The programme, which has been dogged by a number of high profile setbacks and disparaging comments from energy suppliers, was the subject of a number of questions during this morning’s Business, Energy and Industrial Strategy oral and topical questions session in the House of Commons.
“I find the minister was a touch complacent with his earlier answer on smart meters. Given this is going to cost the taxpayer £11 billion by the end of this parliament, what’s he going to do about the fact they don’t work when a customer switches supplier?” Labour MP Steve McCabe asked.
McCabe was responding to a report in The Times (£) yesterday which claimed that a fifth of households stood to be fitted with smart meters that may not work as expected should the consumer switch supplier due to a delay in the rollout of ‘Smets2’ software, which enables meters to communicate.
However Norman insisted that the controversial and behind-schedule rollout of smart meters must be judged by the benefits it would offer consumers over the long term.
“Of course the smart meter programme is to be judged by its long term effects as well, it will save £46 billion by the end of that decade,” he said.
Earlier in the session Labour MP Albert Owen had also questioned Norman on the smart meter roll-out, referencing how suppliers including SSE had cited the smart meter roll-out to be behind increases in energy bills.
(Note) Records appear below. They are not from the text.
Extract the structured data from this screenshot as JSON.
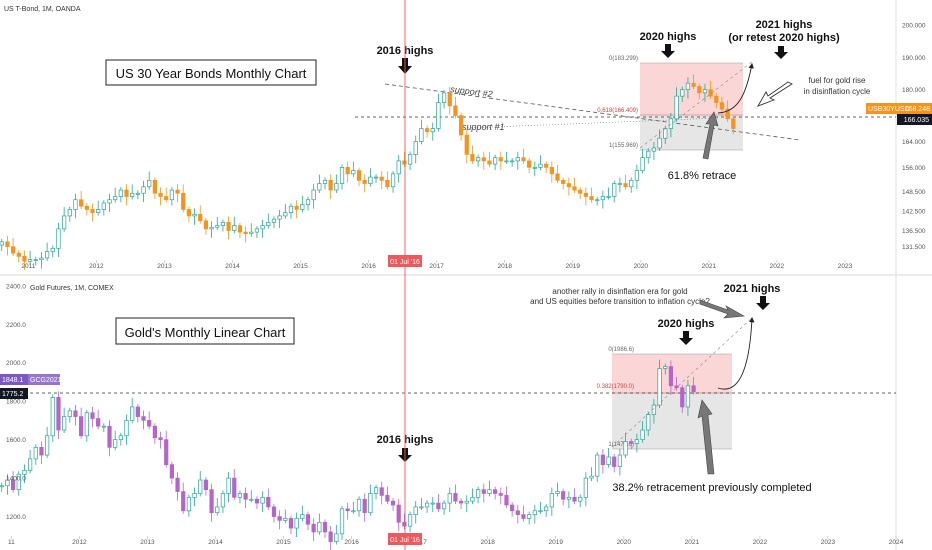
{
  "colors": {
    "up": "#26a69a",
    "down_bond": "#f7931a",
    "down_gold": "#b565c8",
    "vline": "#f2575b",
    "fib_red": "#fbd2d2",
    "fib_gray": "#e0e0e0",
    "price_tag_bond": "#f7931a",
    "price_tag_gold": "#7e57c2",
    "black_tag": "#131722",
    "axis_text": "#555555"
  },
  "top_panel": {
    "symbol_label": "US T-Bond, 1M, OANDA",
    "title_box": "US 30 Year Bonds Monthly Chart",
    "y_ticks": [
      "200.000",
      "190.000",
      "180.000",
      "172.000",
      "164.000",
      "156.000",
      "148.500",
      "142.500",
      "136.500",
      "131.500"
    ],
    "x_ticks": [
      "2011",
      "2012",
      "2013",
      "2014",
      "2015",
      "2016",
      "2017",
      "2018",
      "2019",
      "2020",
      "2021",
      "2022",
      "2023"
    ],
    "price_tag_symbol": "USB30YUSD",
    "price_tag_value": "168.248",
    "dashed_level_value": "166.035",
    "date_marker": "01 Jul '16",
    "annotations": {
      "highs_2016": "2016 highs",
      "highs_2020": "2020 highs",
      "highs_2021_line1": "2021 highs",
      "highs_2021_line2": "(or retest 2020 highs)",
      "support2": "support #2",
      "support1": "support #1",
      "fuel_line1": "fuel for gold rise",
      "fuel_line2": "in disinflation cycle",
      "retrace": "61.8% retrace"
    },
    "fib_labels": {
      "top": "0(183.299)",
      "mid": "0.618(166.409)",
      "bottom": "1(155.969)"
    }
  },
  "bottom_panel": {
    "symbol_label": "Gold Futures, 1M, COMEX",
    "title_box": "Gold's Monthly Linear Chart",
    "y_ticks": [
      "2400.0",
      "2200.0",
      "2000.0",
      "1800.0",
      "1600.0",
      "1400.0",
      "1200.0"
    ],
    "x_ticks": [
      "11",
      "2012",
      "2013",
      "2014",
      "2015",
      "2016",
      "2017",
      "2018",
      "2019",
      "2020",
      "2021",
      "2022",
      "2023",
      "2024"
    ],
    "price_tag_value": "1848.1",
    "price_tag_symbol": "GCG2021",
    "dashed_level_value": "1775.2",
    "date_marker": "01 Jul '16",
    "annotations": {
      "rally_line1": "another rally in disinflation era for gold",
      "rally_line2": "and US equities before transition to inflation cycle?",
      "highs_2021": "2021 highs",
      "highs_2020": "2020 highs",
      "highs_2016": "2016 highs",
      "retracement": "38.2% retracement previously completed"
    },
    "fib_labels": {
      "top": "0(1986.6)",
      "mid": "0.382(1790.0)",
      "bottom": "1(1471.0)"
    }
  },
  "chart_data": [
    {
      "type": "candlestick",
      "title": "US 30 Year Bonds Monthly Chart",
      "source": "US T-Bond, 1M, OANDA",
      "ylim": [
        128,
        204
      ],
      "x_range": [
        "2010-08",
        "2023-10"
      ],
      "start": "2010-08",
      "closes": [
        133,
        131.5,
        129.5,
        128.5,
        127,
        127.5,
        127.5,
        128,
        130,
        131,
        137,
        141,
        143,
        146,
        144,
        143,
        142,
        143,
        145,
        146,
        147,
        149,
        147,
        148,
        148,
        150,
        152,
        148,
        147,
        146,
        149,
        148,
        143,
        141,
        141.5,
        139.5,
        137,
        137.5,
        138,
        139,
        136.5,
        138,
        136,
        135.5,
        136,
        137,
        138,
        139,
        140,
        141,
        142,
        144,
        143,
        144.5,
        146,
        149,
        151,
        152,
        149,
        151,
        156,
        154,
        155,
        152,
        151,
        153,
        153,
        152,
        150,
        154,
        158,
        157,
        160,
        164,
        168,
        167,
        168,
        176,
        179,
        175,
        172,
        166,
        160,
        158,
        159,
        158,
        157,
        159,
        158,
        158,
        158,
        159,
        158,
        156,
        156,
        157,
        156,
        154,
        152,
        151,
        150,
        149,
        148,
        147,
        146,
        146,
        147,
        147,
        151,
        151,
        150,
        152,
        155,
        159,
        161,
        162,
        165,
        168,
        171,
        178,
        180,
        182,
        181,
        179,
        180,
        178,
        176,
        174,
        171,
        168
      ],
      "fib_levels": {
        "0": 183.299,
        "0.618": 166.409,
        "1": 155.969
      },
      "reference_levels": {
        "current_price": 168.248,
        "dashed_level": 166.035
      }
    },
    {
      "type": "candlestick",
      "title": "Gold's Monthly Linear Chart",
      "source": "Gold Futures, 1M, COMEX",
      "ylim": [
        1130,
        2420
      ],
      "x_range": [
        "2010-11",
        "2024-01"
      ],
      "start": "2010-11",
      "closes": [
        1360,
        1390,
        1340,
        1420,
        1440,
        1500,
        1560,
        1520,
        1620,
        1820,
        1650,
        1720,
        1750,
        1720,
        1620,
        1740,
        1710,
        1670,
        1670,
        1560,
        1600,
        1620,
        1700,
        1770,
        1720,
        1700,
        1670,
        1610,
        1600,
        1470,
        1400,
        1330,
        1230,
        1300,
        1320,
        1390,
        1340,
        1220,
        1250,
        1320,
        1400,
        1300,
        1320,
        1290,
        1290,
        1270,
        1300,
        1250,
        1200,
        1180,
        1190,
        1140,
        1190,
        1210,
        1160,
        1120,
        1170,
        1120,
        1070,
        1110,
        1240,
        1230,
        1230,
        1290,
        1220,
        1320,
        1350,
        1310,
        1280,
        1260,
        1170,
        1150,
        1210,
        1250,
        1250,
        1270,
        1270,
        1240,
        1270,
        1320,
        1280,
        1270,
        1280,
        1300,
        1340,
        1320,
        1340,
        1320,
        1310,
        1260,
        1230,
        1210,
        1190,
        1210,
        1230,
        1230,
        1250,
        1320,
        1330,
        1290,
        1300,
        1280,
        1300,
        1400,
        1410,
        1520,
        1470,
        1510,
        1460,
        1520,
        1590,
        1580,
        1600,
        1650,
        1730,
        1780,
        1970,
        1980,
        1880,
        1870,
        1770,
        1880,
        1850
      ],
      "fib_levels": {
        "0": 1986.6,
        "0.382": 1790.0,
        "1": 1471.0
      },
      "reference_levels": {
        "current_price": 1848.1,
        "dashed_level": 1775.2
      }
    }
  ]
}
“The country needs 21st century systems like smart metering. Can the minister update the house on the progress of the rollout, and can he have a word with energy companies to stop them blaming this government for smart metering being a part of the hike in energy prices?”
Norman once again defended the roll-out and offered a rebuke to those suppliers blaming tariff increases on the programme.
“We are in no doubt at all about the need for energy companies to bear down on energy prices and, as they will be aware, the cost of policy is a relatively small part of those prices,” he said.
The programme, which intends to see all domestic and commercial properties in the UK fitted with a smart meter by 2020, has been the subject of various negative headlines in recent weeks.
SSE had to publicly reassure customers earlier this month after a routine software upgrade caused some meters to malfunction, displaying daily bills up to tens of thousands of pounds for some customers.